Syndicats de l’éducation : « La grève est un mal, mais un mal nécessaire »
Les augmentations salariales décidées par le ministère de l’ Éducation nationale n’ont pas convaincu les syndicats du secteur qui maintiennent toujours leur grève de trois jours à partir de demain lundi. Le dossier des œuvres sociales, le statut particulier ainsi que les primes et indemnisation sont encore posés par les syndicats du secteur.

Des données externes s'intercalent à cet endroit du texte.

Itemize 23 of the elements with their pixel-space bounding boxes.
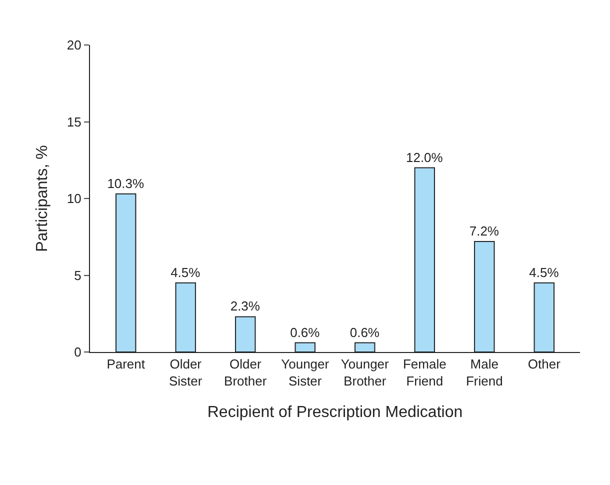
x-tick-label: Older Sister bbox=[168, 356, 203, 388]
x-tick-label: Younger Brother bbox=[340, 356, 390, 388]
x-tick-label: Younger Sister bbox=[281, 356, 330, 388]
x-tick-label: Male Friend bbox=[466, 356, 503, 388]
data-label: 10.3% bbox=[107, 176, 144, 191]
x-tick-label: Parent bbox=[106, 356, 146, 372]
data-label: 2.3% bbox=[230, 298, 260, 314]
y-tick-label: 15 bbox=[66, 114, 82, 130]
x-tick-label: Older Brother bbox=[224, 356, 268, 388]
data-label: 4.5% bbox=[170, 264, 201, 280]
data-label: 0.6% bbox=[290, 324, 320, 340]
data-label: 0.6% bbox=[350, 324, 380, 340]
y-tick-label: 10 bbox=[66, 191, 82, 206]
data-label: 7.2% bbox=[469, 223, 500, 238]
y-tick-label: 5 bbox=[74, 268, 82, 283]
data-label: 4.5% bbox=[529, 264, 560, 280]
y-tick-label: 20 bbox=[66, 38, 82, 53]
x-axis-title: Recipient of Prescription Medication bbox=[207, 404, 463, 422]
x-tick-label: Other bbox=[528, 356, 562, 372]
x-tick-label: Female Friend bbox=[402, 356, 446, 388]
y-tick-label: 0 bbox=[74, 344, 82, 360]
y-axis-title: Participants, % bbox=[34, 145, 51, 252]
data-label: 12.0% bbox=[406, 150, 444, 165]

Les syndicats du secteur de l’éducation nationale ont qualifié les dernières augmentations salariales décidées par le ministère de tutelle de « folkloriques » et d’une « supercherie » qui ne vont pas les faire taire. « Les trois dossiers, à savoir les œuvres sociales, le statut particulier ainsi que les primes et indemnisation, ne sont pas encore clos et les dernières décisions de la tutelle ont compliqué davantage la situation », ont indiqué hier samedi les représentants des syndicats du ministère de l’ Éducation lors du Forum d’Echorouk. Le représentant du Conseil National Autonome des Professeurs de l’Enseignement Secondaire et Technique (CNAPEST), Messaoud Boudiba, s’est étonné de la décision du ministère de ne pas appliquer l’effet rétroactif pour certaines primes, notamment la nouvelle (prime). « Notre syndicat revendiquera l’application de la rétroactivité pour la nouvelle prime », a-t-il dit. S’agissant des œuvres sociales, il a souligné qu’elles ont été gérées d’une manière « catastrophique ». « Il est temps que ce dossier soit géré d’une manière transparente », a-t-il indiqué tout en expliquant que le CNAPEST est pour la création d’un comité pour la gestion de ce dossier. Le président l’Union national des professeurs de l’éducation et de la formation (UNPEF), Sadek Dziri, a soutenu la position du CNAPEST sur le dossier des œuvres sociales. Concernant les augmentations salariales décidées récemment par le département de Boubekeur Benbouzid, il a estimé qu’elles sont « insignifiantes » par rapport à celles accordées aux autres secteurs. « Les dernières augmentations annoncées par le ministère de l’éducation nationale ne vont pas arrêter notre grève », a-t-il déclaré. « Il faudrait revoir la méthode de calcul de la nouvelle prime et d’appliquer la rétroactivité », a-t-il ajouté. Pour sa part, le représentant du Syndicat national autonome des professeurs de l’enseignement secondaire et technique (Snapest), Meziane Meriane, a estimé que les dernières augmentations salariales sont méritées. Dans le même contexte, il a précisé que les augmentations des salaires n’ont aucun intérêt vu que le pouvoir d’achat du citoyen algérien ne cesse de s’éroder. Par ailleurs, il a affirmé que le SNAPEST luttera pour l’application de l’effet rétroactif pour la nouvelle prime.